In the depths of the Cold War, as the arms race between the United States and Soviet Union escalated, the terrible benchmarks were recorded — nuclear test dates, the unveiling of new weapons systems, the brinksmanship of the Cuban missile crisis.
So mark this date for a future history book: On Jan. 11 of this year, a ground-launched missile destroyed a space satellite orbiting more than 500 miles above the Earth. It wasn’t an American or a Russian missile — it was Chinese. Ostensibly, China was just removing an obsolete weather station. Metaphorically, it was a shot across the bows for the U.S., and it rattled windows in the Pentagon and around the world, as surely as a blast on a Pacific atoll did in 1946.
The launch showed military planners everywhere that the door had been opened on space as another field of war — despite a 40-year-old treaty and a half-century of effort by many nations to prevent that. The Chinese satellite destruction was so important that some have called it 1/11 — the space-war version of 9/11.
But it wasn’t really China that blew open that door. Six years to the day before the Chinese missile launch, a group headed by future U.S. Defense Secretary Donald Rumsfeld asserted that it’s only a matter of time until there is all-out war in the heavens. Every part of our world has become a theater of war, the Rumsfeld-led group advised, and space will be no different. And if that’s so, the report said, the U.S. needs to get there first, with the biggest guns.
At least since then, the space weapons rush has been on, and North Texas defense contractors have been getting a major share of the market, investing technology, experts, and millions of lobbying dollars each year in the effort.

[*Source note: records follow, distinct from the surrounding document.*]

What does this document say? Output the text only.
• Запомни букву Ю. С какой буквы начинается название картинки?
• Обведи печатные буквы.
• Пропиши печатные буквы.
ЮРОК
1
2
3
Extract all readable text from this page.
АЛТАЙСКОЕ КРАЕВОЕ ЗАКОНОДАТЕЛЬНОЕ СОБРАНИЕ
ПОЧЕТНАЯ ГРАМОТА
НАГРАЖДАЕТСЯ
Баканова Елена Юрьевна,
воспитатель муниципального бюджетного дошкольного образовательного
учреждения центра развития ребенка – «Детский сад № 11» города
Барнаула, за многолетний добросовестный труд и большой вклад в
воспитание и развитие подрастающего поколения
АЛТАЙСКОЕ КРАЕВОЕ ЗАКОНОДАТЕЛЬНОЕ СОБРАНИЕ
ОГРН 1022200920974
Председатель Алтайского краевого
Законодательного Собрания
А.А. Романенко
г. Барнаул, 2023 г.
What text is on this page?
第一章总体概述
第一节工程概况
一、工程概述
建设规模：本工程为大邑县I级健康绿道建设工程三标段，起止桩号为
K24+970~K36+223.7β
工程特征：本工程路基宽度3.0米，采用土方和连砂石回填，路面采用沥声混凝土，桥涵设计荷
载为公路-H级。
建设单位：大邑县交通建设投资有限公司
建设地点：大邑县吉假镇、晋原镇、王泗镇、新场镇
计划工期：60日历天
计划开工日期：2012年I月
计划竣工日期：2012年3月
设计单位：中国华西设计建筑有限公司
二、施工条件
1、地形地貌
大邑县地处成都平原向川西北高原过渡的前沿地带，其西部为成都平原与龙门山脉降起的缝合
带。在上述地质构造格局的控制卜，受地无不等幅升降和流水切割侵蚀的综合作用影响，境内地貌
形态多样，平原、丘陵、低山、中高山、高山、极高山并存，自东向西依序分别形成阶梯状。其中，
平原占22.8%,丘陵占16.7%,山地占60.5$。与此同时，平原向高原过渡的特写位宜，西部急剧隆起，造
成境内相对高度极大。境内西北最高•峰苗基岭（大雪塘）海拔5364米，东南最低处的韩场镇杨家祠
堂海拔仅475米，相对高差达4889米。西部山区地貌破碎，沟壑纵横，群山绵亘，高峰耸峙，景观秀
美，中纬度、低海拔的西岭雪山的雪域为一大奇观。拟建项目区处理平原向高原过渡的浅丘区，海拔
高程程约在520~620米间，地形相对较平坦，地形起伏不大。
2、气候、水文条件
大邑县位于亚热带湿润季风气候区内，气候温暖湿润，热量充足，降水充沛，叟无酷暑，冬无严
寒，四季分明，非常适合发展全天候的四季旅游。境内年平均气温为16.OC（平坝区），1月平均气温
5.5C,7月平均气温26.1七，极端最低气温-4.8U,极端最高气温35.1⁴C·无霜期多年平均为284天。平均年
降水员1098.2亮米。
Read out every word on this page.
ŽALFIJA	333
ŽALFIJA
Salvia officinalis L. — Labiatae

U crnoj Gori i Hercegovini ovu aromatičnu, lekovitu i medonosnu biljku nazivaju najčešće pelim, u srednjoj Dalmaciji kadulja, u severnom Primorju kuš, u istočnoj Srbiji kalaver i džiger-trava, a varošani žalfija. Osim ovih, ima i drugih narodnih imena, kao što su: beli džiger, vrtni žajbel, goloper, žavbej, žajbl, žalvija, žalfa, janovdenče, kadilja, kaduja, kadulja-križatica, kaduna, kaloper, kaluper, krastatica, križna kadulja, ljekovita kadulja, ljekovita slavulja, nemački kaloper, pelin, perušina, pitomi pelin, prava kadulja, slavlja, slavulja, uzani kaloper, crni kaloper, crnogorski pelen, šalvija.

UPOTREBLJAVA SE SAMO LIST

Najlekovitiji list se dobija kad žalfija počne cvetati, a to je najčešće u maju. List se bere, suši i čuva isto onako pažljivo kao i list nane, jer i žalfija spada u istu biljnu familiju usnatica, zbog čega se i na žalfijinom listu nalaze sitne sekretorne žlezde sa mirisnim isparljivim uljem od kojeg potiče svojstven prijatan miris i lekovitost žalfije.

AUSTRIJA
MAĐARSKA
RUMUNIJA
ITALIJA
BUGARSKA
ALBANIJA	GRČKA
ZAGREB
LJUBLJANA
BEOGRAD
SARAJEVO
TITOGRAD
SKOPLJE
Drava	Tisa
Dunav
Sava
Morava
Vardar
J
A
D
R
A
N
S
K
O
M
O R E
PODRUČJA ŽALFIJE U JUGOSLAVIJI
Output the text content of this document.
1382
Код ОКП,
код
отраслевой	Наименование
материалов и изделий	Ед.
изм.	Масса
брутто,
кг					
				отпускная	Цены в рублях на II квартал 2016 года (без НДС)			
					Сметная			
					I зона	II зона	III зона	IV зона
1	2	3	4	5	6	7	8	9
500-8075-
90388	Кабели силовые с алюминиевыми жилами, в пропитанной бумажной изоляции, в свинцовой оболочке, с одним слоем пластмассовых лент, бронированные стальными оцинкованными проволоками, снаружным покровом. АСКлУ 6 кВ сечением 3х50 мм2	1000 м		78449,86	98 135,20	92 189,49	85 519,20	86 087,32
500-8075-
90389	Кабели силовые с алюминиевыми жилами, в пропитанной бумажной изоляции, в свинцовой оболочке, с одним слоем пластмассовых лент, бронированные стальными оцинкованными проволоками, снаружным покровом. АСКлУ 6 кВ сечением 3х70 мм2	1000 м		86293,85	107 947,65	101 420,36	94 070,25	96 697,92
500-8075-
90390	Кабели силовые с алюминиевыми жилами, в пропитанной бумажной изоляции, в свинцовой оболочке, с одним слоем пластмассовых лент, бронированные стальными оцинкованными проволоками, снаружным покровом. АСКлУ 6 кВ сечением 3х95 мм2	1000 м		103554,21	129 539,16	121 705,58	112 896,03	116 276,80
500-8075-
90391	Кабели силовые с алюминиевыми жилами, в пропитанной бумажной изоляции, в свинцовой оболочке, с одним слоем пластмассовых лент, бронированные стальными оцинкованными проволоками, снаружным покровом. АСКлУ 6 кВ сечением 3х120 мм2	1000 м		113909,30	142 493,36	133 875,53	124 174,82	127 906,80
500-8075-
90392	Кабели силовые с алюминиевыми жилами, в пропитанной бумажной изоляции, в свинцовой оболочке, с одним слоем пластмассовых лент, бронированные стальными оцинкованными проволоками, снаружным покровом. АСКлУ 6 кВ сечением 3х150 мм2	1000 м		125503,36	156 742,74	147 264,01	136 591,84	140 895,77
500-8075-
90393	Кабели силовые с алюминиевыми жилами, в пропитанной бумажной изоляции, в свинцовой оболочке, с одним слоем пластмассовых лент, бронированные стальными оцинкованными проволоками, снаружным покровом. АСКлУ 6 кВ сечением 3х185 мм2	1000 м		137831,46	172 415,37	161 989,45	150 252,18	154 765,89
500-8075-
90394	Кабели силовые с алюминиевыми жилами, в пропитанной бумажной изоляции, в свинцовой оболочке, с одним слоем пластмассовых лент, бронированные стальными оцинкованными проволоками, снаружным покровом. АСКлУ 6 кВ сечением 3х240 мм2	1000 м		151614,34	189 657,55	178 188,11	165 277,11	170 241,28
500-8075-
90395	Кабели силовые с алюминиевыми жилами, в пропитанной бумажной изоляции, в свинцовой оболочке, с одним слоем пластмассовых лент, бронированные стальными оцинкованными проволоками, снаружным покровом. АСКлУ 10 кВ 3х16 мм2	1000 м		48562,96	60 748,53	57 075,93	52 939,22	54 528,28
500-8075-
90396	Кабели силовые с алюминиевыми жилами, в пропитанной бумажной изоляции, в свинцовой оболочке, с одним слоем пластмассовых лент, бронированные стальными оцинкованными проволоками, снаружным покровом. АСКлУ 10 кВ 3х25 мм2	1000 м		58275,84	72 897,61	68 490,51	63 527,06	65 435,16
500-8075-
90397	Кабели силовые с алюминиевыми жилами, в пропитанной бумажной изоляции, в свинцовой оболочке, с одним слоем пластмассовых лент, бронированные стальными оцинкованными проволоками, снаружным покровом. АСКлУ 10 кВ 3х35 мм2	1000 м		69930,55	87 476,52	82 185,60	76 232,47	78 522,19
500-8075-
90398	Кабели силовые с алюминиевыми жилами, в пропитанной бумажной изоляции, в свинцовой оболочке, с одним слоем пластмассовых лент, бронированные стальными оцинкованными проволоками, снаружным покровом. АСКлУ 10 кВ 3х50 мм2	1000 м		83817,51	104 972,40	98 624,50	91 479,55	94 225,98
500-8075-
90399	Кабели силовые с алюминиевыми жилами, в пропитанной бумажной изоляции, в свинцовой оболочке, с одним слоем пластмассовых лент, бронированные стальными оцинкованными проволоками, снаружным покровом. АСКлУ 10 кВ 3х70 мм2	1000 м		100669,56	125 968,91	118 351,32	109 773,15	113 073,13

Lockheed Martin, the nation’s top defense contractor and a major Fort Worth employer, has been the second-biggest beneficiary of this new arms race, helping develop a whole new alphabet soup of weapons and defense systems — the Aegis, the PAC-3, the XSS-11 anti-satellite system. Raytheon, with several North Texas installations, is another major and controversial space-war player, the main or subcontractor on a host of space-related weapon and defense systems, and a major supplier to the CIA and other spy agencies.
The space weapons list includes things like micro-satellites, which could stalk and destroy satellites of other nations; the EAGLE project, a series of orbiting mirrors to direct beams from ground- or air-based lasers at targets in space; and the Falcon, a sort of space shuttle for bombs. Then there are the still-theoretical “rods from God,” 20-foot-long tungsten poles, a foot in diameter, that would be launched from low Earth orbit at 25,000 miles per hour to pulverize “hardened” targets in enemy territory, such as intensely protected underground bunkers.